I grew amaranth last season. It is awesome. I grew the Golden Giant variety. It is supposed to be drought resistant but as you know this year was ridiculous so we did water it quite a bit. They got to be over 8 ft tall. Every part of the plant is edible. If the stalk breaks, it just starts growing again, unlike corn that breaks and is finished. We started growing it for both us and the goats, but the goats ended up getting all of it because of the difficulty in getting hay. We also grew it all along our chicken runs. It provided shade and they could eat any grain that fell into the run. I didn't plant a fall garden because I was just so disgusted by the summer (I regret it now) but we do have tons of volunteer amaranth plants - especially in the buck pen. I think I am going to move the boys so it all grows in there. I love the stuff!


----------



## Cotton Eyed Does (Oct 26, 2007)

When you gave it to the goats did you pull up the stalk and throw it over to the goats seeds and all or did you harvest leaves off of it and give to the goats or did you turn the goats into the field where it was growing?

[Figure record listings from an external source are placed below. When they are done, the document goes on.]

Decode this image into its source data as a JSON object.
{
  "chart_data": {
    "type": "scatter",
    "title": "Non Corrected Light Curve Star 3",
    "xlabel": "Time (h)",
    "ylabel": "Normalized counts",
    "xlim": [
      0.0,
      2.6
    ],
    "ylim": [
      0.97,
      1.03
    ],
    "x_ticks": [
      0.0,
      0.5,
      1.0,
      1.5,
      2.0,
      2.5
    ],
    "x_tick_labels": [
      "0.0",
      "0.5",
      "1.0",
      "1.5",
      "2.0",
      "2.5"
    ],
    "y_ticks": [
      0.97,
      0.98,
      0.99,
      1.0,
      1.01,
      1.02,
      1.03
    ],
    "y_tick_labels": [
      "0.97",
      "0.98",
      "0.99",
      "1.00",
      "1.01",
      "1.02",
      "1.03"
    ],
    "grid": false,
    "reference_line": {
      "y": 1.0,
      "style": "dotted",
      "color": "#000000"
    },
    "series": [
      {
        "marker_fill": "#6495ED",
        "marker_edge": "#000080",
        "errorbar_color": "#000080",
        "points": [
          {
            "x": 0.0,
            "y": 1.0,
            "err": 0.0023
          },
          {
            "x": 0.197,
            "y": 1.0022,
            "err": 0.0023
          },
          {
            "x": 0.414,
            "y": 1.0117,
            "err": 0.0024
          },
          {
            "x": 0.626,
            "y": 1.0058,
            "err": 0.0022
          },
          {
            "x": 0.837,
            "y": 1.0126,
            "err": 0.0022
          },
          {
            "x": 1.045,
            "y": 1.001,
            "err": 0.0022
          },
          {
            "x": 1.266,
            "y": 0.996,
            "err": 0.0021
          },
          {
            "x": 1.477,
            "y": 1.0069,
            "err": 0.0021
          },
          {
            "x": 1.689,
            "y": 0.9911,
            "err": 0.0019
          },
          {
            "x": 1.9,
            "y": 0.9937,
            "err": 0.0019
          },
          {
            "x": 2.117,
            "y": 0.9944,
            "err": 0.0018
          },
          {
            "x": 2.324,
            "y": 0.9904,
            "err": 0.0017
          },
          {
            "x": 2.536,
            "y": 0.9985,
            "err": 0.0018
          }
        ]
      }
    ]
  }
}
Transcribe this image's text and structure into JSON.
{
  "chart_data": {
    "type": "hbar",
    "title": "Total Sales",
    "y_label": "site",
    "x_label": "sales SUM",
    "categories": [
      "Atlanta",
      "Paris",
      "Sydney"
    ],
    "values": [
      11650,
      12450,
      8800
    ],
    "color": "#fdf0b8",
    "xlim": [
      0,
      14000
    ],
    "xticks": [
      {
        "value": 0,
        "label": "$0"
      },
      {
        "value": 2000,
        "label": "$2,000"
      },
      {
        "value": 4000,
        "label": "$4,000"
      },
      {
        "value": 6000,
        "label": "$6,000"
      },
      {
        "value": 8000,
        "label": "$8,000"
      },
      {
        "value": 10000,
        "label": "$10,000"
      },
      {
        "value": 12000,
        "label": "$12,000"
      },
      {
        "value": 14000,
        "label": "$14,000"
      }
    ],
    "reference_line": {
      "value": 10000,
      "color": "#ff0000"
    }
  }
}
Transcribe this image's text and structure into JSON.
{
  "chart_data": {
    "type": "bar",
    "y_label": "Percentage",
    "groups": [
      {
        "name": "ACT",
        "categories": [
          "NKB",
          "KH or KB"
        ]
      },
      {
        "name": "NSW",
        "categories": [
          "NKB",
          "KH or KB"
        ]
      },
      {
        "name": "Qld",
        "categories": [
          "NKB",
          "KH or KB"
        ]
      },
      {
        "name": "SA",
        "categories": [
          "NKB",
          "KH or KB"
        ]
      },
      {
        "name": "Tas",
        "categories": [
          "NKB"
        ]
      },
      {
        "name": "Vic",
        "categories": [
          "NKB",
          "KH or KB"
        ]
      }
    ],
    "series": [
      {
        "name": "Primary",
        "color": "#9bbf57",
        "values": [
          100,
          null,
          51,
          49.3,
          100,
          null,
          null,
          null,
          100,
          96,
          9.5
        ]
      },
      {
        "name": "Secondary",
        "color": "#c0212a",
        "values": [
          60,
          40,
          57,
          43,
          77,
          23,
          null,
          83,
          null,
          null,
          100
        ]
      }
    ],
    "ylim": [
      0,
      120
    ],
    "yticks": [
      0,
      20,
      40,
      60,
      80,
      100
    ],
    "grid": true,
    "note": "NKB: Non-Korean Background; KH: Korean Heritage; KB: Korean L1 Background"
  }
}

Is this sort of a sorghum type plant? Wonder if you could cut it and bale it like a hay grazer hay. We have a mower conditioner for the thicker stalks.


----------



## tmfinley (Feb 21, 2008)

All of the stalks are thicker stalks - all at least 3 inches in diameter. I wouldn't think baling it would be much of an option but I'm no expert on it. I cut down the whole stalk and gave them to them but when I do it over I will harvest leaves. A little at a time. I will post pics of what I had this spring.


----------



## tmfinley (Feb 21, 2008)




----------



## doublebowgoats (Mar 6, 2008)

Wow! That is so awesome! This is a timely thread for me. I was just thinking about it and wondering if the feed store would have any seed. I thought it was a cool weather crop, but I guess not if you grew it in Texas this summer. When you say you watered, was it watered a good bit to produce those huge stalks?


----------



## LLB101 (Sep 29, 2009)

I've grown several kinds over the years, its a big job to harvest the seeds imho, and the seed heads are sort of prickly. This year I was gardening in a new spot in a community garden in addition to my place, and there Green Amaranth came up as a "weed" and the goats have loved getting the plants, I let them get big. My chickens love them too. I think its a wonderful plant in all its varieties...


----------



## Caprine Beings (Sep 19, 2008)

My favorite is "Love Lies Bleeding", Its color is just spectacular. I do not have anymore growing at this time,my Dad eradicated it because to him it wasn't productive, but I intend too again, I am gonna add some of the Golden to it, that will be just amazing!
Tam


----------



## Cotton Eyed Does (Oct 26, 2007)

This might be something I want to get and plant next year. Do you know if there is a problem with animals eating it after a frost hits it?


----------



## Bella Star (Oct 27, 2007)

I grew 2 types of oriental kind , a solid green type and a variegated red/green but I stir-fried and also ate it like spinach. I didn't even try on the animals . The golden type sounds good and I know Bakers seed has it .


----------